All these options made it possible an early draftA draft of the Glasgow final decision text was published at the weekend. A new draft is expected to be released Wednesday morning (Glasgowtime).
There are still significant differences between the countries and negotiators will continue to try to reach a final political agreement. Saudi Arabia, as an example, has already achieved this. already triedto set the stage for an ambitious commitment to action before 2030.

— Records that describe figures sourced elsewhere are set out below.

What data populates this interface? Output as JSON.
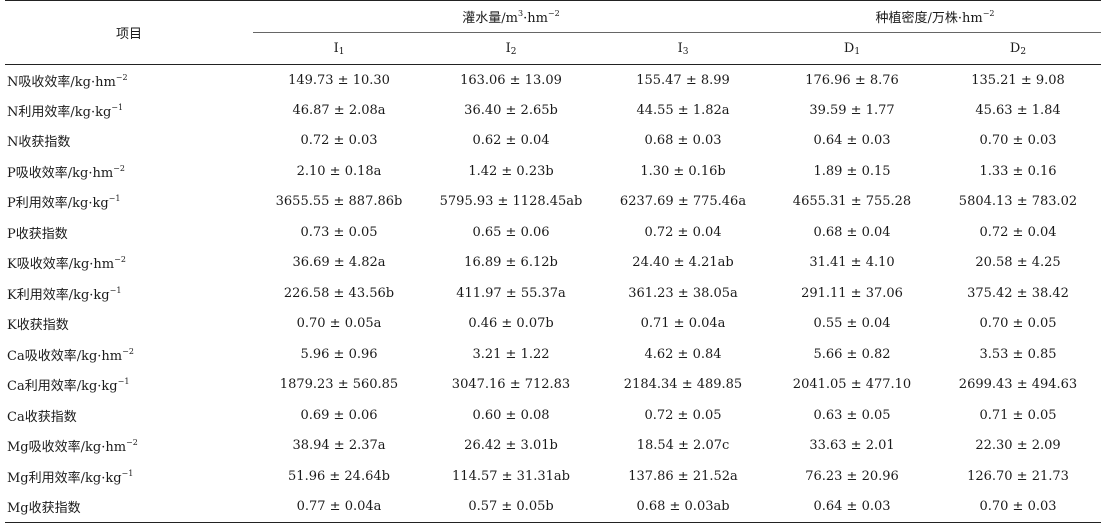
{
  "table": {
    "item_header": "项目",
    "groups": [
      {
        "label": "灌水量/m",
        "unit_sup1": "3",
        "unit_mid": "·hm",
        "unit_sup2": "−2"
      },
      {
        "label": "种植密度/万株·hm",
        "unit_sup1": "",
        "unit_mid": "",
        "unit_sup2": "−2"
      }
    ],
    "subheaders": [
      {
        "letter": "I",
        "sub": "1"
      },
      {
        "letter": "I",
        "sub": "2"
      },
      {
        "letter": "I",
        "sub": "3"
      },
      {
        "letter": "D",
        "sub": "1"
      },
      {
        "letter": "D",
        "sub": "2"
      }
    ],
    "rows": [
      {
        "name": "N吸收效率/kg·hm",
        "sup": "−2",
        "values": [
          "149.73 ± 10.30",
          "163.06 ± 13.09",
          "155.47 ± 8.99",
          "176.96 ± 8.76",
          "135.21 ± 9.08"
        ]
      },
      {
        "name": "N利用效率/kg·kg",
        "sup": "−1",
        "values": [
          "46.87 ± 2.08a",
          "36.40 ± 2.65b",
          "44.55 ± 1.82a",
          "39.59 ± 1.77",
          "45.63 ± 1.84"
        ]
      },
      {
        "name": "N收获指数",
        "sup": "",
        "values": [
          "0.72 ± 0.03",
          "0.62 ± 0.04",
          "0.68 ± 0.03",
          "0.64 ± 0.03",
          "0.70 ± 0.03"
        ]
      },
      {
        "name": "P吸收效率/kg·hm",
        "sup": "−2",
        "values": [
          "2.10 ± 0.18a",
          "1.42 ± 0.23b",
          "1.30 ± 0.16b",
          "1.89 ± 0.15",
          "1.33 ± 0.16"
        ]
      },
      {
        "name": "P利用效率/kg·kg",
        "sup": "−1",
        "values": [
          "3655.55 ± 887.86b",
          "5795.93 ± 1128.45ab",
          "6237.69 ± 775.46a",
          "4655.31 ± 755.28",
          "5804.13 ± 783.02"
        ]
      },
      {
        "name": "P收获指数",
        "sup": "",
        "values": [
          "0.73 ± 0.05",
          "0.65 ± 0.06",
          "0.72 ± 0.04",
          "0.68 ± 0.04",
          "0.72 ± 0.04"
        ]
      },
      {
        "name": "K吸收效率/kg·hm",
        "sup": "−2",
        "values": [
          "36.69 ± 4.82a",
          "16.89 ± 6.12b",
          "24.40 ± 4.21ab",
          "31.41 ± 4.10",
          "20.58 ± 4.25"
        ]
      },
      {
        "name": "K利用效率/kg·kg",
        "sup": "−1",
        "values": [
          "226.58 ± 43.56b",
          "411.97 ± 55.37a",
          "361.23 ± 38.05a",
          "291.11 ± 37.06",
          "375.42 ± 38.42"
        ]
      },
      {
        "name": "K收获指数",
        "sup": "",
        "values": [
          "0.70 ± 0.05a",
          "0.46 ± 0.07b",
          "0.71 ± 0.04a",
          "0.55 ± 0.04",
          "0.70 ± 0.05"
        ]
      },
      {
        "name": "Ca吸收效率/kg·hm",
        "sup": "−2",
        "values": [
          "5.96 ± 0.96",
          "3.21 ± 1.22",
          "4.62 ± 0.84",
          "5.66 ± 0.82",
          "3.53 ± 0.85"
        ]
      },
      {
        "name": "Ca利用效率/kg·kg",
        "sup": "−1",
        "values": [
          "1879.23 ± 560.85",
          "3047.16 ± 712.83",
          "2184.34 ± 489.85",
          "2041.05 ± 477.10",
          "2699.43 ± 494.63"
        ]
      },
      {
        "name": "Ca收获指数",
        "sup": "",
        "values": [
          "0.69 ± 0.06",
          "0.60 ± 0.08",
          "0.72 ± 0.05",
          "0.63 ± 0.05",
          "0.71 ± 0.05"
        ]
      },
      {
        "name": "Mg吸收效率/kg·hm",
        "sup": "−2",
        "values": [
          "38.94 ± 2.37a",
          "26.42 ± 3.01b",
          "18.54 ± 2.07c",
          "33.63 ± 2.01",
          "22.30 ± 2.09"
        ]
      },
      {
        "name": "Mg利用效率/kg·kg",
        "sup": "−1",
        "values": [
          "51.96 ± 24.64b",
          "114.57 ± 31.31ab",
          "137.86 ± 21.52a",
          "76.23 ± 20.96",
          "126.70 ± 21.73"
        ]
      },
      {
        "name": "Mg收获指数",
        "sup": "",
        "values": [
          "0.77 ± 0.04a",
          "0.57 ± 0.05b",
          "0.68 ± 0.03ab",
          "0.64 ± 0.03",
          "0.70 ± 0.03"
        ]
      }
    ]
  }
}
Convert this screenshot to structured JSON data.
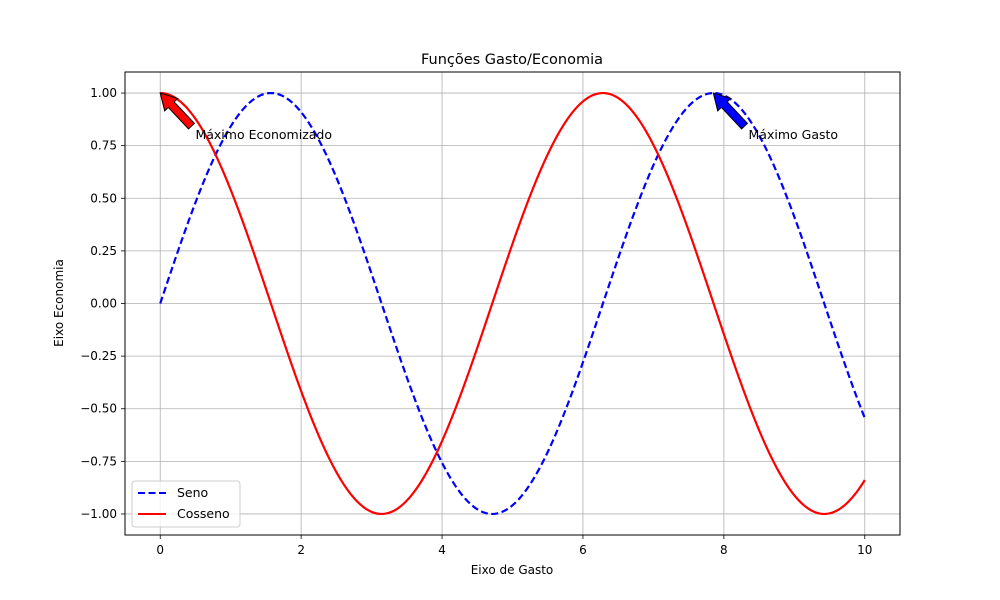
{
  "chart_data": {
    "type": "line",
    "title": "Funções Gasto/Economia",
    "xlabel": "Eixo de Gasto",
    "ylabel": "Eixo Economia",
    "xlim": [
      -0.5,
      10.5
    ],
    "ylim": [
      -1.1,
      1.1
    ],
    "xticks": [
      0,
      2,
      4,
      6,
      8,
      10
    ],
    "xtick_labels": [
      "0",
      "2",
      "4",
      "6",
      "8",
      "10"
    ],
    "yticks": [
      1.0,
      0.75,
      0.5,
      0.25,
      0.0,
      -0.25,
      -0.5,
      -0.75,
      -1.0
    ],
    "ytick_labels": [
      "1.00",
      "0.75",
      "0.50",
      "0.25",
      "0.00",
      "−0.25",
      "−0.50",
      "−0.75",
      "−1.00"
    ],
    "grid": true,
    "legend_position": "lower-left",
    "x": [
      0,
      0.5,
      1,
      1.5,
      2,
      2.5,
      3,
      3.5,
      4,
      4.5,
      5,
      5.5,
      6,
      6.5,
      7,
      7.5,
      8,
      8.5,
      9,
      9.5,
      10
    ],
    "series": [
      {
        "name": "Seno",
        "color": "#0000ff",
        "line_style": "dashed",
        "values": [
          0.0,
          0.479,
          0.841,
          0.997,
          0.909,
          0.598,
          0.141,
          -0.351,
          -0.757,
          -0.978,
          -0.959,
          -0.706,
          -0.279,
          0.215,
          0.657,
          0.938,
          0.989,
          0.798,
          0.412,
          -0.075,
          -0.544
        ]
      },
      {
        "name": "Cosseno",
        "color": "#ff0000",
        "line_style": "solid",
        "values": [
          1.0,
          0.878,
          0.54,
          0.071,
          -0.416,
          -0.801,
          -0.99,
          -0.936,
          -0.654,
          -0.211,
          0.284,
          0.709,
          0.96,
          0.977,
          0.754,
          0.347,
          -0.146,
          -0.602,
          -0.911,
          -0.997,
          -0.839
        ]
      }
    ],
    "annotations": [
      {
        "text": "Máximo Economizado",
        "point": [
          0,
          1.0
        ],
        "text_at": [
          0.5,
          0.8
        ],
        "arrow_color": "#ff0000"
      },
      {
        "text": "Máximo Gasto",
        "point": [
          7.85,
          1.0
        ],
        "text_at": [
          8.35,
          0.8
        ],
        "arrow_color": "#0000ff"
      }
    ]
  }
}
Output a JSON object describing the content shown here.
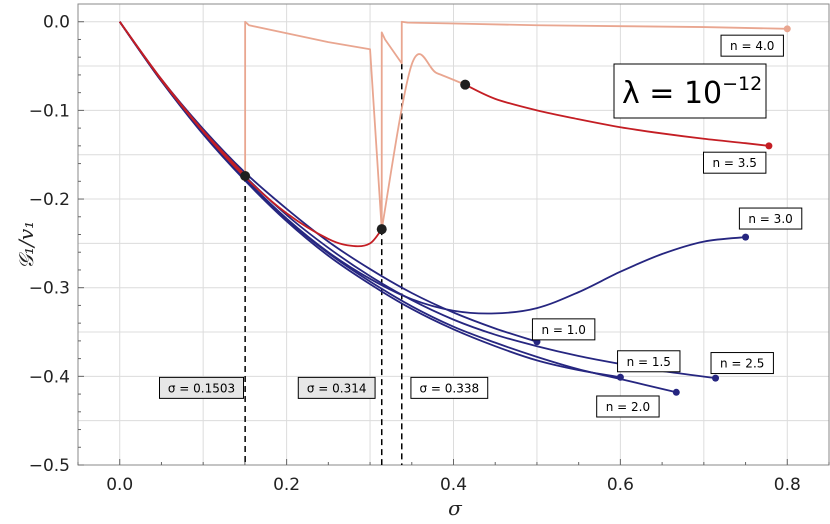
{
  "chart_data": {
    "type": "line",
    "title": "",
    "xlabel": "σ",
    "ylabel": "𝒢₁/v₁",
    "xlim": [
      -0.05,
      0.85
    ],
    "ylim": [
      -0.5,
      0.02
    ],
    "xticks": [
      0.0,
      0.2,
      0.4,
      0.6,
      0.8
    ],
    "xtick_labels": [
      "0.0",
      "0.2",
      "0.4",
      "0.6",
      "0.8"
    ],
    "yticks": [
      0.0,
      -0.1,
      -0.2,
      -0.3,
      -0.4,
      -0.5
    ],
    "ytick_labels": [
      "0.0",
      "−0.1",
      "−0.2",
      "−0.3",
      "−0.4",
      "−0.5"
    ],
    "grid": true,
    "lambda_label": {
      "base": "λ = 10",
      "exponent": "−12"
    },
    "colors": {
      "blue": "#262680",
      "red": "#c41e24",
      "salmon": "#e9a690",
      "dot": "#1f1f1f"
    },
    "series": [
      {
        "name": "n = 1.0",
        "color": "#262680",
        "x": [
          0,
          0.05,
          0.1,
          0.15,
          0.2,
          0.25,
          0.3,
          0.35,
          0.4,
          0.45,
          0.5
        ],
        "y": [
          0,
          -0.065,
          -0.121,
          -0.17,
          -0.211,
          -0.248,
          -0.279,
          -0.306,
          -0.328,
          -0.346,
          -0.361
        ]
      },
      {
        "name": "n = 1.5",
        "color": "#262680",
        "x": [
          0,
          0.05,
          0.1,
          0.15,
          0.2,
          0.25,
          0.3,
          0.35,
          0.4,
          0.45,
          0.5,
          0.55,
          0.6,
          0.65,
          0.714
        ],
        "y": [
          0,
          -0.066,
          -0.123,
          -0.174,
          -0.218,
          -0.255,
          -0.287,
          -0.314,
          -0.336,
          -0.353,
          -0.366,
          -0.377,
          -0.386,
          -0.394,
          -0.402
        ]
      },
      {
        "name": "n = 2.0",
        "color": "#262680",
        "x": [
          0,
          0.05,
          0.1,
          0.15,
          0.2,
          0.25,
          0.3,
          0.35,
          0.4,
          0.45,
          0.5,
          0.55,
          0.6,
          0.667
        ],
        "y": [
          0,
          -0.067,
          -0.126,
          -0.178,
          -0.223,
          -0.261,
          -0.293,
          -0.321,
          -0.344,
          -0.362,
          -0.378,
          -0.392,
          -0.403,
          -0.418
        ]
      },
      {
        "name": "n = 2.5",
        "color": "#262680",
        "x": [
          0,
          0.05,
          0.1,
          0.15,
          0.2,
          0.25,
          0.3,
          0.35,
          0.4,
          0.45,
          0.5,
          0.55,
          0.6
        ],
        "y": [
          0,
          -0.067,
          -0.127,
          -0.179,
          -0.225,
          -0.264,
          -0.296,
          -0.324,
          -0.347,
          -0.366,
          -0.382,
          -0.393,
          -0.401
        ]
      },
      {
        "name": "n = 3.0",
        "color": "#262680",
        "x": [
          0,
          0.05,
          0.1,
          0.15,
          0.2,
          0.25,
          0.3,
          0.35,
          0.4,
          0.45,
          0.5,
          0.55,
          0.6,
          0.65,
          0.7,
          0.75
        ],
        "y": [
          0,
          -0.067,
          -0.126,
          -0.177,
          -0.222,
          -0.26,
          -0.29,
          -0.313,
          -0.326,
          -0.329,
          -0.323,
          -0.305,
          -0.282,
          -0.262,
          -0.248,
          -0.243
        ]
      },
      {
        "name": "n = 3.5",
        "color": "#c41e24",
        "x": [
          0,
          0.05,
          0.1,
          0.15,
          0.2,
          0.25,
          0.28,
          0.3,
          0.314
        ],
        "y": [
          0,
          -0.066,
          -0.124,
          -0.175,
          -0.216,
          -0.245,
          -0.253,
          -0.25,
          -0.234
        ]
      },
      {
        "name": "n = 3.5",
        "color": "#c41e24",
        "x": [
          0.414,
          0.45,
          0.5,
          0.55,
          0.6,
          0.65,
          0.7,
          0.75,
          0.778
        ],
        "y": [
          -0.071,
          -0.087,
          -0.1,
          -0.11,
          -0.119,
          -0.126,
          -0.132,
          -0.137,
          -0.14
        ]
      },
      {
        "name": "n = 4.0",
        "color": "#c41e24",
        "x": [
          0,
          0.05,
          0.1,
          0.15,
          0.1503
        ],
        "y": [
          0,
          -0.065,
          -0.123,
          -0.173,
          -0.174
        ]
      },
      {
        "name": "n = 4.0",
        "color": "#e9a690",
        "x": [
          0.1503,
          0.1503,
          0.155,
          0.2,
          0.25,
          0.3,
          0.314,
          0.314,
          0.318,
          0.338,
          0.338,
          0.345,
          0.4,
          0.5,
          0.6,
          0.7,
          0.8
        ],
        "y": [
          -0.174,
          0.0,
          -0.004,
          -0.013,
          -0.023,
          -0.031,
          -0.234,
          -0.012,
          -0.02,
          -0.047,
          0.0,
          -0.001,
          -0.002,
          -0.004,
          -0.005,
          -0.006,
          -0.008
        ]
      },
      {
        "name": "n = 3.5",
        "color": "#e9a690",
        "x": [
          0.314,
          0.35,
          0.38,
          0.414
        ],
        "y": [
          -0.234,
          -0.048,
          -0.058,
          -0.071
        ]
      }
    ],
    "end_points": [
      {
        "x": 0.5,
        "y": -0.361,
        "color": "#262680"
      },
      {
        "x": 0.6,
        "y": -0.401,
        "color": "#262680"
      },
      {
        "x": 0.667,
        "y": -0.418,
        "color": "#262680"
      },
      {
        "x": 0.714,
        "y": -0.402,
        "color": "#262680"
      },
      {
        "x": 0.75,
        "y": -0.243,
        "color": "#262680"
      },
      {
        "x": 0.778,
        "y": -0.14,
        "color": "#c41e24"
      },
      {
        "x": 0.8,
        "y": -0.008,
        "color": "#e9a690"
      }
    ],
    "transition_points": [
      {
        "x": 0.1503,
        "y": -0.174
      },
      {
        "x": 0.314,
        "y": -0.234
      },
      {
        "x": 0.414,
        "y": -0.071
      }
    ],
    "vertical_lines": [
      {
        "x": 0.1503,
        "y_top": -0.174,
        "label": "σ = 0.1503",
        "label_x": 0.098,
        "label_y": -0.413,
        "shaded": true
      },
      {
        "x": 0.314,
        "y_top": -0.234,
        "label": "σ = 0.314",
        "label_x": 0.26,
        "label_y": -0.413,
        "shaded": true
      },
      {
        "x": 0.338,
        "y_top": -0.047,
        "label": "σ = 0.338",
        "label_x": 0.395,
        "label_y": -0.413,
        "shaded": false
      }
    ],
    "series_labels": [
      {
        "text": "n = 1.0",
        "x": 0.532,
        "y": -0.347
      },
      {
        "text": "n = 1.5",
        "x": 0.634,
        "y": -0.383
      },
      {
        "text": "n = 2.0",
        "x": 0.609,
        "y": -0.434
      },
      {
        "text": "n = 2.5",
        "x": 0.746,
        "y": -0.385
      },
      {
        "text": "n = 3.0",
        "x": 0.78,
        "y": -0.222
      },
      {
        "text": "n = 3.5",
        "x": 0.737,
        "y": -0.159
      },
      {
        "text": "n = 4.0",
        "x": 0.758,
        "y": -0.027
      }
    ]
  }
}
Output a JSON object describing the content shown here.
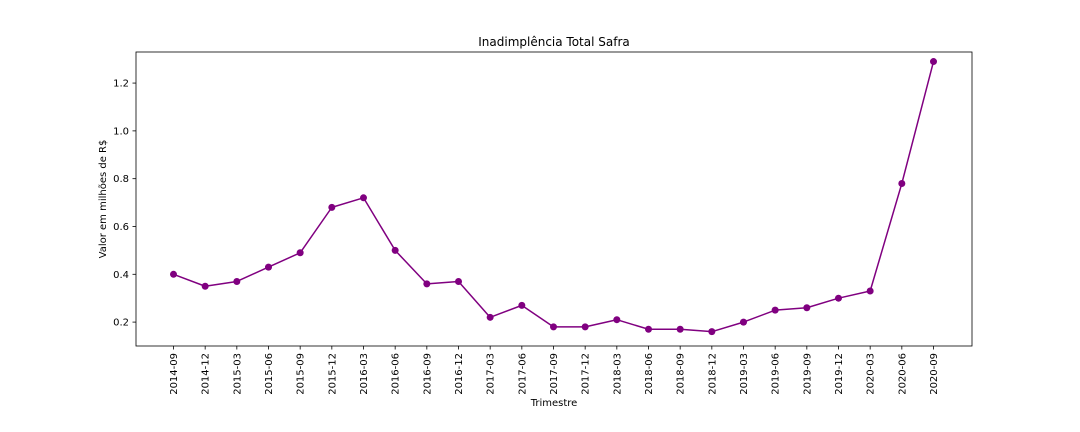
{
  "chart_data": {
    "type": "line",
    "title": "Inadimplência Total Safra",
    "xlabel": "Trimestre",
    "ylabel": "Valor em milhões de R$",
    "ylim": [
      0.1,
      1.33
    ],
    "yticks": [
      "0.2",
      "0.4",
      "0.6",
      "0.8",
      "1.0",
      "1.2"
    ],
    "grid": false,
    "color": "#800080",
    "categories": [
      "2014-09",
      "2014-12",
      "2015-03",
      "2015-06",
      "2015-09",
      "2015-12",
      "2016-03",
      "2016-06",
      "2016-09",
      "2016-12",
      "2017-03",
      "2017-06",
      "2017-09",
      "2017-12",
      "2018-03",
      "2018-06",
      "2018-09",
      "2018-12",
      "2019-03",
      "2019-06",
      "2019-09",
      "2019-12",
      "2020-03",
      "2020-06",
      "2020-09"
    ],
    "values": [
      0.4,
      0.35,
      0.37,
      0.43,
      0.49,
      0.68,
      0.72,
      0.5,
      0.36,
      0.37,
      0.22,
      0.27,
      0.18,
      0.18,
      0.21,
      0.17,
      0.17,
      0.16,
      0.2,
      0.25,
      0.26,
      0.3,
      0.33,
      0.78,
      1.29
    ]
  }
}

The Australian government may have been cheering on Saudi Arabia from the sidelines. Australia is the only advanced economy that didn’t bring a strengthened 2030 target to Glasgow. An ambitious political statement in the COP26 decision text could require the federal government to set new 2030 targets – and devise policy to meet them – as soon as next year.
The UN climate talks are built upon consensus among 190 countries. It takes trust between the negotiating parties to achieve meaningful outcomes.
Trust is built by the willingness of wealthy nations to provide climate financing to help developing countries cope with the impacts and transition to low emission development.
Over a decade ago wealthy nations promised to the developing world US$100 billion annually by 2020. They have so far failed to keep their promise.
However, US climate envoy John Kerry says rich nations will meet the goal by 2022(and even exceed it in the 2020-2025 period).
The developing countries are wary of breaking promises and want renewed commitments to climate finance, especially for the period following 2025. Countries that are most vulnerable to climate impacts are also seeking finance to offset unavoidable loss and damages.
Progress in the UN climate talks, both at COP26 and beyond, may involve a “grand bargain” encompassing new promises on climate finance from wealthy countries, and new commitments to reduce emissions from both developed and developing countries.
It is not exaggerated to say that the fate of the planet will depend on the next few days in Glasgow of multilateral complex diplomacy.
This story is part of The Conversation’s coverage on COP26, the Glasgow climate conference, by experts from around the world.